Télé. Arte consacre lundi 14 décembre une soirée au réalisateur Robert Enrico en diffusant deux de ses meilleurs longs métrages, « Les Grandes gueules » (1965), un film qui se présente comme un western vosgien à voir à 20:50 et « Le Secret » (1974) à 23:00, une fiction étrange et inquiétante. Deux films, dont le premier a rencontré un succès populaire, le second mérite d’être (re)découvert.
Le film « Les Grandes gueules » se déroule dans les Vosges. Un Français, Hector Valentin (Bourvil), revient du Canada pour exploiter une scierie vétuste dont il a hérité. Face à lui, un notable de la région, Lucien Theraz, propriétaire d’une scierie moderne, veut la lui racheter. Devant le refus de Valentin, Theraz va multiplier les actions illégitimes qui pousseront son adversaire à embaucher d’anciens détenus, peu payés, ce qui sera mal vu dans la région.
Pour remettre en marche la vieille scierie hydraulique héritée de son père, Hector Valentin est aidé par deux anciens malfrats qui lui proposent d’embaucher des truands, en liberté conditionnelle. D’après un scénario de José Giovanni, tiré de son roman « Le Haut fer », avec Bourvil et Lino Ventura dans les principaux rôles, l’histoire met en scène des héros repentis, crépusculaires, magnifiques perdants de la société. Une fable qui ressemble au combat de David contre Goliath, l’ouest américain transposé dans l’est de la France, le bétail devenant les stères de bois et la diligence, les schlittes (traîneaux qui descendent le bois dans la vallée). Un véritable western vosgien.
On plonge dans cette France rurale avec ses traditions, sa morale, ses préjugés et son envie de travail, qui restent d’actualité. La mise en scène de Robert Enrico est magistrale, les paysages des Hautes-Vosges sont splendides, les sentiments exaltés. Bourvil est parfait dans le mode tragique et Lino Ventura meneur des bûcherons, toujours aussi charismatique.

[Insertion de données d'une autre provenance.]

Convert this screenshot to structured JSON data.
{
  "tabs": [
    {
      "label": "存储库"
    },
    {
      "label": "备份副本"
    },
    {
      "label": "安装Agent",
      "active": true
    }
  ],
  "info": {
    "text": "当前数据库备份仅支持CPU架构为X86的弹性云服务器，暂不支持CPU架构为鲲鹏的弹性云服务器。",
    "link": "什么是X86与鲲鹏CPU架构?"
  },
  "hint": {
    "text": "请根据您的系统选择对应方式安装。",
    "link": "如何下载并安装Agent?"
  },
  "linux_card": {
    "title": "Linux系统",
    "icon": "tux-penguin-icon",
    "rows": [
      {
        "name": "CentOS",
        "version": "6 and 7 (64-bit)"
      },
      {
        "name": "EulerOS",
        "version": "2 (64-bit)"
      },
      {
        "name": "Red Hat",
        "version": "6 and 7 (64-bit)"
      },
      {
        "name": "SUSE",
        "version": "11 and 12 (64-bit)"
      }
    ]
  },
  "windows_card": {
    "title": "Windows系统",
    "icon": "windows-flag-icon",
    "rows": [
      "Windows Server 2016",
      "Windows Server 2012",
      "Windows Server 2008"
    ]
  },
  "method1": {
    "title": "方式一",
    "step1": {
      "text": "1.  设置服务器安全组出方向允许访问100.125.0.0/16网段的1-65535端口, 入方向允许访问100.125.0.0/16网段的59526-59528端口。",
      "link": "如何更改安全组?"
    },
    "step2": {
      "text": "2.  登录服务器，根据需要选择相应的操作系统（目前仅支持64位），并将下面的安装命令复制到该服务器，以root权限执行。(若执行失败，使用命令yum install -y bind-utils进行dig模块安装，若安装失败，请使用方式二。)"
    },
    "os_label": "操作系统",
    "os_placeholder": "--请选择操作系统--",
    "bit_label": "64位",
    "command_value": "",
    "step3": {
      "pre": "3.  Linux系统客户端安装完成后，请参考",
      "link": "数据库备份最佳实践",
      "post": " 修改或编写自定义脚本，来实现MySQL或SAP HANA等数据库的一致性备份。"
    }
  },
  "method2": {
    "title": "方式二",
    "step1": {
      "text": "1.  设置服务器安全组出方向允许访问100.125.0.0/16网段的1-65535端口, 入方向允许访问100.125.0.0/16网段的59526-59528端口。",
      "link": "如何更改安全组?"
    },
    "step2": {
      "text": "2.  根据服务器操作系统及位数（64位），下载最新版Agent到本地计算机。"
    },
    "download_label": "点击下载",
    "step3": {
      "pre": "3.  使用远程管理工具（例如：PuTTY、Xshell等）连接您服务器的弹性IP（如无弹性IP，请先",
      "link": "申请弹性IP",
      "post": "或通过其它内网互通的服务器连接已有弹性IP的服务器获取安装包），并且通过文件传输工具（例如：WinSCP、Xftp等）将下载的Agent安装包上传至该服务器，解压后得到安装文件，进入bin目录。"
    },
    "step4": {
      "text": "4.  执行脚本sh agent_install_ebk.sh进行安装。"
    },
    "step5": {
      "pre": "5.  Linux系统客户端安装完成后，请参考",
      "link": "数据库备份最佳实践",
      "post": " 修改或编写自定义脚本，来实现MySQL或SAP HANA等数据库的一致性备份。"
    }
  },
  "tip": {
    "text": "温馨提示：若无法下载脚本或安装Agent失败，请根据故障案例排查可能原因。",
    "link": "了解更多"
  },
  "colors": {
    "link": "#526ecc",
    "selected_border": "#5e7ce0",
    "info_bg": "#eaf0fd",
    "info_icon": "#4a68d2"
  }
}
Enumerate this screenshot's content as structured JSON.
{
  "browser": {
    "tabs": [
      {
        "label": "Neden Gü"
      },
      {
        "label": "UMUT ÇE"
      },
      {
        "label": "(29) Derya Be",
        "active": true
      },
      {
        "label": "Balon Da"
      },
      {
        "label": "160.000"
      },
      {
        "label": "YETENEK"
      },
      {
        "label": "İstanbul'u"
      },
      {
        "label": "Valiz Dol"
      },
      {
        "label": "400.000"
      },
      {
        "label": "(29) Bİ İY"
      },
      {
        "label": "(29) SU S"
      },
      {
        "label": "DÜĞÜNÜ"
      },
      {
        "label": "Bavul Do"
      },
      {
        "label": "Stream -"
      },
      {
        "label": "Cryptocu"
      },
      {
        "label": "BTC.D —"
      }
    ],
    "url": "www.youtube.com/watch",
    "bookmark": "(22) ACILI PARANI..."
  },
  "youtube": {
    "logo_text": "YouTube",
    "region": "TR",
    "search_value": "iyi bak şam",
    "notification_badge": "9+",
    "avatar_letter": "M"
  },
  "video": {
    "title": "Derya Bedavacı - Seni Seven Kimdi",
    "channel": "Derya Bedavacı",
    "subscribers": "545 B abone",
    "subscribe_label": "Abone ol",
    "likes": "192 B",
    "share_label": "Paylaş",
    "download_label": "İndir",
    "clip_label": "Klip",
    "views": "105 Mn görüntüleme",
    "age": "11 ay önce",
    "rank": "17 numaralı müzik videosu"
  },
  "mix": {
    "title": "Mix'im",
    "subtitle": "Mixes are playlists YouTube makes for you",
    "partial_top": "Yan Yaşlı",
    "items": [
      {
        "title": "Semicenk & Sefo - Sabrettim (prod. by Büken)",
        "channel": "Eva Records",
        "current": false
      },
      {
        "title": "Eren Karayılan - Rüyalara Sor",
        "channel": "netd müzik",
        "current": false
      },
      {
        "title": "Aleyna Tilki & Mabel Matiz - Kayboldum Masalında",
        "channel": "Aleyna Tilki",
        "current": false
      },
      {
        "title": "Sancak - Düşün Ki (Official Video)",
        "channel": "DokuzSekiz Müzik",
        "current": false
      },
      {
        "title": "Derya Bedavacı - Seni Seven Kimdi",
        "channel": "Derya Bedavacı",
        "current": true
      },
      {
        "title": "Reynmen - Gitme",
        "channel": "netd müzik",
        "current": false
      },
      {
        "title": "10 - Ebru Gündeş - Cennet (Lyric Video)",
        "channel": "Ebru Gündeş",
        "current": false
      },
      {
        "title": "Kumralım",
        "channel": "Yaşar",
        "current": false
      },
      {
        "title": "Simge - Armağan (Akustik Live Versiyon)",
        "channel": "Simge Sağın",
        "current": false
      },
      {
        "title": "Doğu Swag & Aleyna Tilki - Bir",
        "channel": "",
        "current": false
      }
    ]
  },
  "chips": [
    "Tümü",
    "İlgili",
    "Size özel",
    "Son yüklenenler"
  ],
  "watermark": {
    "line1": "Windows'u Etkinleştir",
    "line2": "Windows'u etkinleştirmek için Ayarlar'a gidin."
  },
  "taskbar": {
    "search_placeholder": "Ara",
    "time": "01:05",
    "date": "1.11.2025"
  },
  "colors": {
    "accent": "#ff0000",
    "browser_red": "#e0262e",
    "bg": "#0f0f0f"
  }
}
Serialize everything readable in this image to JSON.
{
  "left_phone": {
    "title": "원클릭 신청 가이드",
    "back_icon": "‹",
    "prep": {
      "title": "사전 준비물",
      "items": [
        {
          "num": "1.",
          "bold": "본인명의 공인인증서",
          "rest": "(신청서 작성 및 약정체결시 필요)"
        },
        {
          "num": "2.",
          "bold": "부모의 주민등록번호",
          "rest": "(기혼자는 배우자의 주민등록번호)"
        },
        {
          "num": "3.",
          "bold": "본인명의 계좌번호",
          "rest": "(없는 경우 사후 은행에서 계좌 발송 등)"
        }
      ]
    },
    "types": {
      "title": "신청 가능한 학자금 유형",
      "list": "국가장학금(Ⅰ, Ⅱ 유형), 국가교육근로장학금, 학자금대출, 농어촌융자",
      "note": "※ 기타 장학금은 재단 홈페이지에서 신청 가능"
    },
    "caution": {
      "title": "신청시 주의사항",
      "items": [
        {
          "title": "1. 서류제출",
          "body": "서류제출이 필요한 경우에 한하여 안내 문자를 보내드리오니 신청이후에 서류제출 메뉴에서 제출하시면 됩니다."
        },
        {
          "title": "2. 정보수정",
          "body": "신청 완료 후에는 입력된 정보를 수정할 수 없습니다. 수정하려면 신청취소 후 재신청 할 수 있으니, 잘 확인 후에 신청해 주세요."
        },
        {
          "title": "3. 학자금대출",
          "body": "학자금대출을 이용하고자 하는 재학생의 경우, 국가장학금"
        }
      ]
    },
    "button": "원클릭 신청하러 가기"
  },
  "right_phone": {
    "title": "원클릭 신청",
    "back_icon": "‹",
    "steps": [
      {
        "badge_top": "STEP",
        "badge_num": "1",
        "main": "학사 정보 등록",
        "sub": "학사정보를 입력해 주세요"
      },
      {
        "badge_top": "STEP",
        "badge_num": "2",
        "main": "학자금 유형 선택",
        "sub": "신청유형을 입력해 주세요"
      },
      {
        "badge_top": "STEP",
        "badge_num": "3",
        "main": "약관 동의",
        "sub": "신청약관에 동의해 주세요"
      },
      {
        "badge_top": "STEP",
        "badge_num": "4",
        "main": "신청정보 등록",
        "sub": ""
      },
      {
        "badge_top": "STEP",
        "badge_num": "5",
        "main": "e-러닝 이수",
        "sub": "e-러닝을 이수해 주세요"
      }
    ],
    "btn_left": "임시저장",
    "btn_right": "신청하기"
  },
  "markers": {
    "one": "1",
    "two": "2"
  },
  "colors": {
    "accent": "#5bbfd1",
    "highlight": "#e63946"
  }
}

En 1965, « Les Grandes gueules » sont une réponse à l’omniprésence de la nouvelle Vague et démontrent qu’un cinéma différent existait. Le long métrage a d’ailleurs rencontré un succès populaire inattendu. Robert Enrico est alors passé du cinéma d’auteur (« La Rivière du hibou » ) à un cinéma touchant un large public. Ce sera le premier grand succès du réalisateur, dont on disait qu’il était « un cinéaste célèbre avant d’être connu ». Le film a bénéficié du jeu et de l’aura des comédiens aimés du public français : Marie Dubois, Michel Constantin, Paul Crauchet, Jess Hahn… et de l’apport de la musique de François de Roubaix, dont c’était la première pour le cinéma, nostalgique et triste à la fois. Il réitèrera deux ans plus tard avec la B.O. des « Aventuriers ».
Le second film, « Le Secret » (1974) présenté par Arte, également signé Robert Enrico est une fiction étrange et inquiétante sur la fuite d’un détenu (Jean-Louis Trintignant), échappé de la prison où il a été torturé. Il arrive dans une sorte de manoir délabré, habité par un couple de marginaux qui va l’héberger (Marlène Jobert et Philippe Noiret). Ce film, fantastique et cauchemardesque, est adapté du roman d’espionnage de Francis Ryck (édité dans la Série noire) et rappelle les grandes réalisations politico-policières américaines des années 1970. Des images au malaise durable, accentuées par la musique lancinante d’Ennio Morricone, qui contribue à l’angoisse du spectateur. Pour frissonner à minuit en compagnie d’un Jean-Louis Trintignant inattendu.
Jane Hoffmann
- A voir : « Les Grandes gueules » avec Bourvil et Lino Ventura à 20 :50, suivi de « Le Secret » avec Jean-Louis Trintignant à 23:00. Lundi 14 décembre sur Arte
ROBERT ENRICO
Robert Enrico (1931-2001) est un réalisateur français qui a reçu le César des César pour l’ensemble de sa carrière en 1985. Il a réalisé plus de trente films en 45 ans , dont « La Rivière du hibou » (1962), « Les Aventurier » (1967), « Boulevard du Rhum » (1971), « Le Vieux fusil » (1975), « De Guerre lasse » (1987), « Saint-Exupéry » (1994). Un cinéaste qui a exalté l’amitié, le courage, l’engagement.